Unorthodox, but never boring
As with previous Lain installments, each episode in
these two volumes uses a different style to communicate its core
information--sometimes in flat
chunks of exposition scattered between events, sometimes with sly visual
metaphors, sometimes in hallucinatory dream sequences that have to be taken
at face value to continue the flow of the story. Once again, a rotating
group of directors and separate animation directors created each
episode, resulting in a patchwork of styles. At some times--as when Lain feels
everyone's staring at her, or blames her erasure from the "real" world on
her own lack of socialization--the series seems like the simple paranoid
fantasy of a particularly timid adolescent. At other times, it presents an
entirely new cosmology. One episode, "Infornography," presents a welter of
flashbacks over howling electric guitar music in a sequence reminiscent of a
Pink Floyd video. Lain may not be suitable for all tastes, but it's
certainly never predictable or boring.
Instead, it's a complex and jumpy narrative that imparts a great deal of
information in subtle ways, and may require repeated watching. It's
possible to piece together a coherent theory that covers all the
strangeness surrounding Lain--but the series creators make a point of not
handing that theory to the audience on a platter, and any dozen viewers are
likely to end up with at least half a dozen impressions. It doesn't help
that Lain herself denies each new theory as it's presented.

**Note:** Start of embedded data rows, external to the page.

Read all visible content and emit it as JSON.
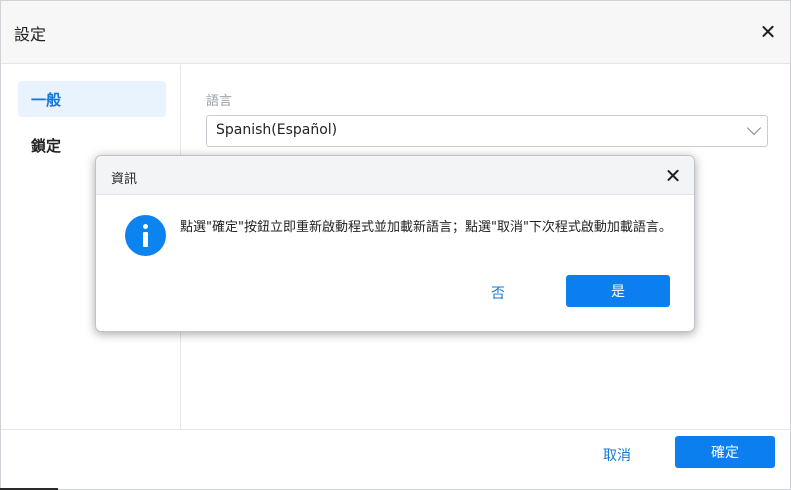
{
  "window": {
    "title": "設定",
    "close_icon": "close-icon"
  },
  "sidebar": {
    "items": [
      {
        "label": "一般",
        "active": true
      },
      {
        "label": "鎖定",
        "active": false
      }
    ]
  },
  "main": {
    "language_label": "語言",
    "language_value": "Spanish(Español)"
  },
  "footer": {
    "cancel_label": "取消",
    "confirm_label": "確定"
  },
  "dialog": {
    "title": "資訊",
    "message": "點選\"確定\"按鈕立即重新啟動程式並加載新語言；點選\"取消\"下次程式啟動加載語言。",
    "no_label": "否",
    "yes_label": "是",
    "icon": "info-icon"
  },
  "colors": {
    "accent": "#0b7ef0",
    "active_nav_bg": "#e9f3fe",
    "link": "#1677d6"
  }
}
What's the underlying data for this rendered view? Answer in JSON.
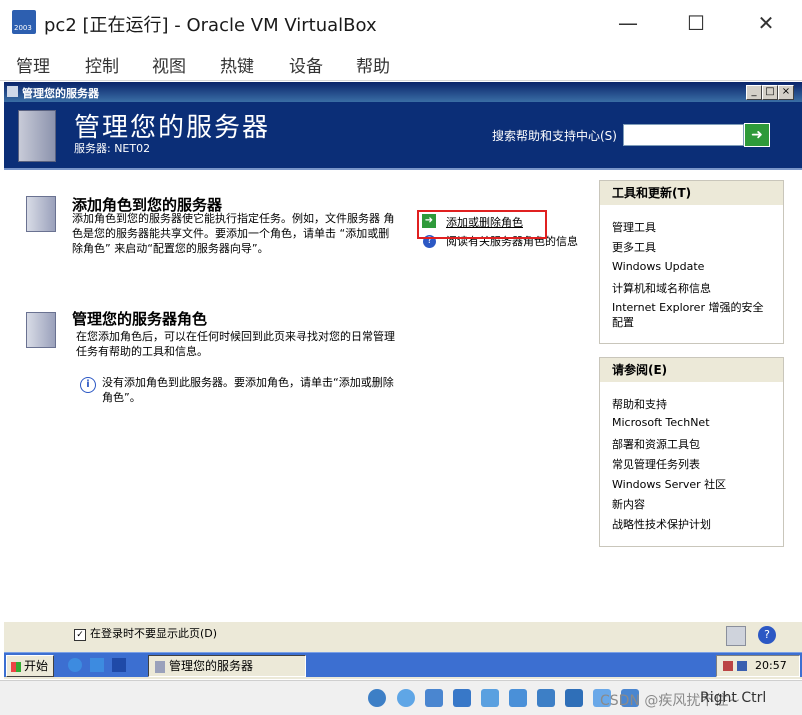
{
  "host": {
    "title": "pc2 [正在运行] - Oracle VM VirtualBox",
    "logo_text": "2003",
    "menu": [
      "管理",
      "控制",
      "视图",
      "热键",
      "设备",
      "帮助"
    ],
    "status_text": "CSDN @疾风扰不住~",
    "host_key": "Right Ctrl"
  },
  "window": {
    "title": "管理您的服务器",
    "banner_title": "管理您的服务器",
    "server_label": "服务器: NET02",
    "search_label": "搜索帮助和支持中心(S)",
    "search_value": ""
  },
  "sections": {
    "add_role": {
      "title": "添加角色到您的服务器",
      "desc": "添加角色到您的服务器使它能执行指定任务。例如，文件服务器 角色是您的服务器能共享文件。要添加一个角色，请单击 “添加或删除角色” 来启动“配置您的服务器向导”。",
      "link_add": "添加或删除角色",
      "link_read": "阅读有关服务器角色的信息"
    },
    "manage_roles": {
      "title": "管理您的服务器角色",
      "desc": "在您添加角色后，可以在任何时候回到此页来寻找对您的日常管理任务有帮助的工具和信息。",
      "info": "没有添加角色到此服务器。要添加角色，请单击“添加或删除角色”。"
    },
    "dont_show": "在登录时不要显示此页(D)",
    "dont_show_checked": true
  },
  "panels": {
    "tools": {
      "title": "工具和更新(T)",
      "items": [
        "管理工具",
        "更多工具",
        "Windows Update",
        "计算机和域名称信息",
        "Internet Explorer 增强的安全配置"
      ]
    },
    "see_also": {
      "title": "请参阅(E)",
      "items": [
        "帮助和支持",
        "Microsoft TechNet",
        "部署和资源工具包",
        "常见管理任务列表",
        "Windows Server 社区",
        "新内容",
        "战略性技术保护计划"
      ]
    }
  },
  "taskbar": {
    "start": "开始",
    "item": "管理您的服务器",
    "clock": "20:57"
  },
  "colors": {
    "banner": "#0b2e77",
    "taskbar": "#3c6fd1",
    "highlight": "#e02020"
  }
}
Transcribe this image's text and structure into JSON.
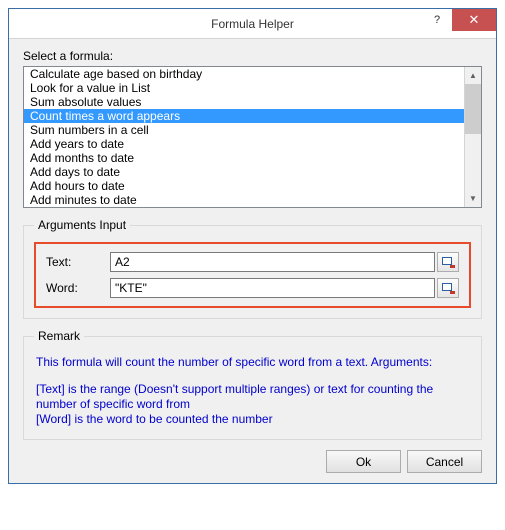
{
  "titlebar": {
    "title": "Formula Helper",
    "help_symbol": "?",
    "close_symbol": "✕"
  },
  "select_formula": {
    "label": "Select a formula:",
    "items": [
      "Calculate age based on birthday",
      "Look for a value in List",
      "Sum absolute values",
      "Count times a word appears",
      "Sum numbers in a cell",
      "Add years to date",
      "Add months to date",
      "Add days to date",
      "Add hours to date",
      "Add minutes to date"
    ],
    "selected_index": 3
  },
  "arguments": {
    "legend": "Arguments Input",
    "rows": [
      {
        "label": "Text:",
        "value": "A2"
      },
      {
        "label": "Word:",
        "value": "\"KTE\""
      }
    ]
  },
  "remark": {
    "legend": "Remark",
    "line1": "This formula will count the number of specific word from a text. Arguments:",
    "line2": "[Text] is the range (Doesn't support multiple ranges) or text for counting the number of specific word from",
    "line3": "[Word] is the word to be counted the number"
  },
  "buttons": {
    "ok": "Ok",
    "cancel": "Cancel"
  }
}
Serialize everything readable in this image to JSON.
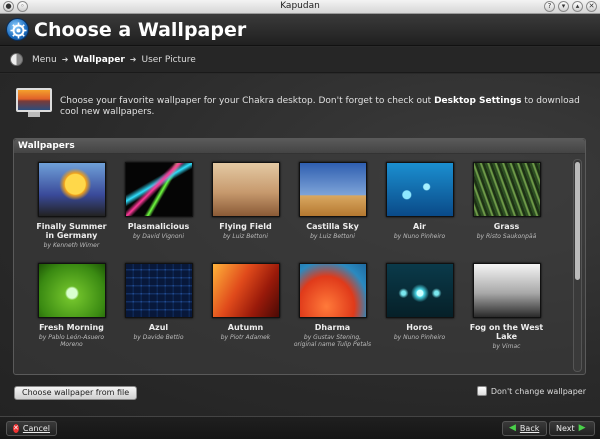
{
  "window": {
    "title": "Kapudan"
  },
  "header": {
    "title": "Choose a Wallpaper"
  },
  "breadcrumb": {
    "items": [
      "Menu",
      "Wallpaper",
      "User Picture"
    ]
  },
  "intro": {
    "text_before": "Choose your favorite wallpaper for your Chakra desktop. Don't forget to check out ",
    "link": "Desktop Settings",
    "text_after": " to download cool new wallpapers."
  },
  "panel": {
    "title": "Wallpapers"
  },
  "wallpapers": [
    {
      "name": "Finally Summer in Germany",
      "author": "by Kenneth Wimer",
      "thumb": "t-summer"
    },
    {
      "name": "Plasmalicious",
      "author": "by David Vignoni",
      "thumb": "t-plasma"
    },
    {
      "name": "Flying Field",
      "author": "by Luiz Bettoni",
      "thumb": "t-field"
    },
    {
      "name": "Castilla Sky",
      "author": "by Luiz Bettoni",
      "thumb": "t-castilla"
    },
    {
      "name": "Air",
      "author": "by Nuno Pinheiro",
      "thumb": "t-air"
    },
    {
      "name": "Grass",
      "author": "by Risto Saukonpää",
      "thumb": "t-grass"
    },
    {
      "name": "Fresh Morning",
      "author": "by Pablo León-Asuero Moreno",
      "thumb": "t-morning"
    },
    {
      "name": "Azul",
      "author": "by Davide Bettio",
      "thumb": "t-azul"
    },
    {
      "name": "Autumn",
      "author": "by Piotr Adamek",
      "thumb": "t-autumn"
    },
    {
      "name": "Dharma",
      "author": "by Gustav Stening, original name Tulip Petals",
      "thumb": "t-dharma"
    },
    {
      "name": "Horos",
      "author": "by Nuno Pinheiro",
      "thumb": "t-horos"
    },
    {
      "name": "Fog on the West Lake",
      "author": "by Vimac",
      "thumb": "t-fog"
    }
  ],
  "controls": {
    "file_button": "Choose wallpaper from file",
    "dont_change": "Don't change wallpaper"
  },
  "footer": {
    "cancel": "Cancel",
    "back": "Back",
    "next": "Next"
  }
}
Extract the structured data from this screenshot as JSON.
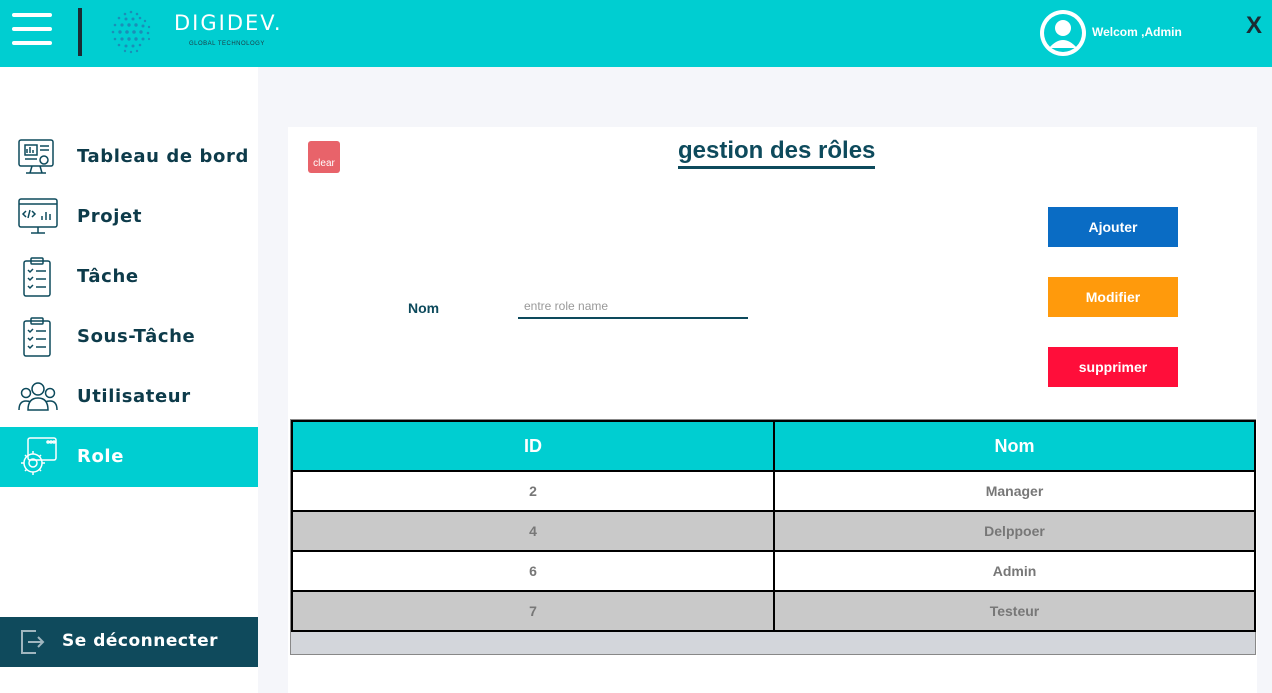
{
  "header": {
    "brand": "DIGIDEV.",
    "brand_sub": "GLOBAL TECHNOLOGY",
    "welcome": "Welcom ,Admin",
    "close_label": "X"
  },
  "sidebar": {
    "items": [
      {
        "label": "Tableau de bord",
        "icon": "dashboard-icon"
      },
      {
        "label": "Projet",
        "icon": "code-monitor-icon"
      },
      {
        "label": "Tâche",
        "icon": "clipboard-checklist-icon"
      },
      {
        "label": "Sous-Tâche",
        "icon": "clipboard-checklist-icon"
      },
      {
        "label": "Utilisateur",
        "icon": "users-icon"
      },
      {
        "label": "Role",
        "icon": "gear-window-icon",
        "active": true
      }
    ],
    "logout_label": "Se déconnecter"
  },
  "main": {
    "clear_label": "clear",
    "title": "gestion des rôles",
    "form": {
      "nom_label": "Nom",
      "nom_value": "",
      "nom_placeholder": "entre role name"
    },
    "buttons": {
      "add": "Ajouter",
      "edit": "Modifier",
      "delete": "supprimer"
    },
    "table": {
      "columns": [
        "ID",
        "Nom"
      ],
      "rows": [
        {
          "id": "2",
          "nom": "Manager"
        },
        {
          "id": "4",
          "nom": "Delppoer"
        },
        {
          "id": "6",
          "nom": "Admin"
        },
        {
          "id": "7",
          "nom": "Testeur"
        }
      ]
    }
  },
  "colors": {
    "accent": "#00ced1",
    "dark": "#0d4a5c",
    "add": "#0a6cc4",
    "edit": "#ff9a0c",
    "delete": "#ff0e3a"
  }
}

What does help is that Lain remains a visually beautiful and
unconventional series with a strong sense of style and a wry sense of
humor. Most Net-savvy viewers will get the Internet jokes, like the sexy
female Net avatar whose voice reveals that "she" is actually a male user,
or the avatars who are all eyes, all ears or, more frequently, all
mouth. And most Net-savvy viewers will also probably find some measure of
relevance in Lain's struggle to reconcile her dual on- and offline
existence. Lain is less a coherent story than it is a nonlinear
conundrum--but it's a judiciously fashioned conundrum that keeps its
lessons subtle as well as relevant.
Lain still reminds me a lot of Key: The Metal Idol--except that this series
maintained its mysterious and elliptical style throughout.